Phys Rev E Stat Nonlin Soft Matter Phys. 2008 Dec;78(6 Pt 2):066109. doi: 10.1103/PhysRevE.78.066109. Epub 2008 Dec 18.
Contact processes on complex networks are a recent subject of study in nonequilibrium statistical physics and they are also important to applied fields such as epidemiology and computer and communication networks. A basic issue concerns finding an optimal strategy for spreading. We provide a universal strategy that, when a basic quantity in the contact process dynamics, the contact probability determined by a generic function of its degree W(k) , is chosen to be inversely proportional to the node degree, i.e., W(k) approximately k;{-1} , spreading can be maximized. Computation results on both model and real-world networks verify our theoretical prediction.

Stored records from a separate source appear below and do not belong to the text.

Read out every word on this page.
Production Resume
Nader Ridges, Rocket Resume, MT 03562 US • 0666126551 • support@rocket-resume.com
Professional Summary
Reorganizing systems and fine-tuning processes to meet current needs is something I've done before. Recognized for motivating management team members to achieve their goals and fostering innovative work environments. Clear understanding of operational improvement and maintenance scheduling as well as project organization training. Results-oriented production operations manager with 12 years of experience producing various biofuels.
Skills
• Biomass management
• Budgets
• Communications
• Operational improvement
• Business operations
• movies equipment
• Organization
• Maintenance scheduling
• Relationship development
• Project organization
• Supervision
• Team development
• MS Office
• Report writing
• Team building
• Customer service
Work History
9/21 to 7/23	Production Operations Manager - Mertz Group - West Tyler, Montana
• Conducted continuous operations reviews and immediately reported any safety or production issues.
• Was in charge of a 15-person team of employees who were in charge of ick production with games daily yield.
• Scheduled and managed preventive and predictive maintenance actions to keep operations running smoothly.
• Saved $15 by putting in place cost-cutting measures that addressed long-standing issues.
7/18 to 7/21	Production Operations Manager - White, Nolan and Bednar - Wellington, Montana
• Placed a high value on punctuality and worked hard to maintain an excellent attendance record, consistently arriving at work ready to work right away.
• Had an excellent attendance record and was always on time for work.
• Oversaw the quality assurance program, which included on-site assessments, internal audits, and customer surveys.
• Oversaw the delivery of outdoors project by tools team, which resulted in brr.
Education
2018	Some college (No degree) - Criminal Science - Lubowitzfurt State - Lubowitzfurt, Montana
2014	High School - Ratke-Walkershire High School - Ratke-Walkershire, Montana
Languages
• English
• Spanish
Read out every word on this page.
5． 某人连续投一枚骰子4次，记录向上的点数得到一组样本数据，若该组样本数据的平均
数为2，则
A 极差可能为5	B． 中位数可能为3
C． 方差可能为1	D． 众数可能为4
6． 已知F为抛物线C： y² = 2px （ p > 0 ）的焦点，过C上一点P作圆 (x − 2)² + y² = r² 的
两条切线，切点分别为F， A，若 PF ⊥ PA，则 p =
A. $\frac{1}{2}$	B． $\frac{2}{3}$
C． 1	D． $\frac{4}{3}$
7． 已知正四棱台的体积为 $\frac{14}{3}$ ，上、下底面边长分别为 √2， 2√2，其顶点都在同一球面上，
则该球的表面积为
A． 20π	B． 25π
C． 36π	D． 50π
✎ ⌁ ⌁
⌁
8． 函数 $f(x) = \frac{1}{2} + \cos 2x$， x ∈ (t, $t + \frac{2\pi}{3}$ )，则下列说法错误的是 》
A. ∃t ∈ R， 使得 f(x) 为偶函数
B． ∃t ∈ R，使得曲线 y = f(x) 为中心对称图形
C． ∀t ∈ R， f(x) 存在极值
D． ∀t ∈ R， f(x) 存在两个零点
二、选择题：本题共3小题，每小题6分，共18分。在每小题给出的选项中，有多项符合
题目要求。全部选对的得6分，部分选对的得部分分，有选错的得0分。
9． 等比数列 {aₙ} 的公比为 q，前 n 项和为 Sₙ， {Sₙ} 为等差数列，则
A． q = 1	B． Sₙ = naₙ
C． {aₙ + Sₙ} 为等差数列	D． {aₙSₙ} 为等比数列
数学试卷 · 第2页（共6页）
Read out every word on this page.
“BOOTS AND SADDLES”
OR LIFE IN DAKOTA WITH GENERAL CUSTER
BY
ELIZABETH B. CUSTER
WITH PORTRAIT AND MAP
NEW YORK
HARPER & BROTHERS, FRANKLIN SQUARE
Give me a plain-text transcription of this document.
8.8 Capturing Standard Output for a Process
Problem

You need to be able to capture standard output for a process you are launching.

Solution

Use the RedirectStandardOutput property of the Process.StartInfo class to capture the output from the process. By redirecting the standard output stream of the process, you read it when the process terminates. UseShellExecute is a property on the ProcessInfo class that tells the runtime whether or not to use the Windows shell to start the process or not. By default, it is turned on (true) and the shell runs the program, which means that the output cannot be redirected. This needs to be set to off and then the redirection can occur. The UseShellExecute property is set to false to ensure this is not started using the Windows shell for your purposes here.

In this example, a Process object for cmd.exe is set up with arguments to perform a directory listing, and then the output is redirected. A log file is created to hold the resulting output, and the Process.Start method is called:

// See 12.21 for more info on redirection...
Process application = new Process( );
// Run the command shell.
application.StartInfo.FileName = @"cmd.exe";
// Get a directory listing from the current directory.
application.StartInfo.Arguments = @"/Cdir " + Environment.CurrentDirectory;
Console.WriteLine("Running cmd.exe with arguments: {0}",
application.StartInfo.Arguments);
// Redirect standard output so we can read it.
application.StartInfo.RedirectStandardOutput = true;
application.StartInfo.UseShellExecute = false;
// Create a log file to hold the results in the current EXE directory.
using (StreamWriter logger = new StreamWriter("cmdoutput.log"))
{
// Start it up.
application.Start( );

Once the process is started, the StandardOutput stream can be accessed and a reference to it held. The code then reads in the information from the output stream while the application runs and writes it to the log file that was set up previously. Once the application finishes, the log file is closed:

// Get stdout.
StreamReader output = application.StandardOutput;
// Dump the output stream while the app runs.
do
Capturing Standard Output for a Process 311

Our result suggests the determining role played by small-degree nodes in optimizing spreading, in contrast to the intuition that hub nodes are important for spreading dynamics on complex networks.
复杂网络上的接触过程是最近非平衡统计物理学中的一个研究课题,它们对于流行病学、计算机和通信网络等应用领域也很重要。一个基本问题是找到一种最优的传播策略。我们提供了一种通用策略,当接触过程动力学中的一个基本量,即由其度W(k)的一般函数确定的接触概率,被选择为与节点度成反比,即W(k)近似为k⁻¹时,传播可以最大化。在模型网络和真实世界网络上的计算结果验证了我们的理论预测。我们的结果表明,与中心节点对复杂网络上传播动力学很重要的直觉相反,小度节点在优化传播中起着决定性作用。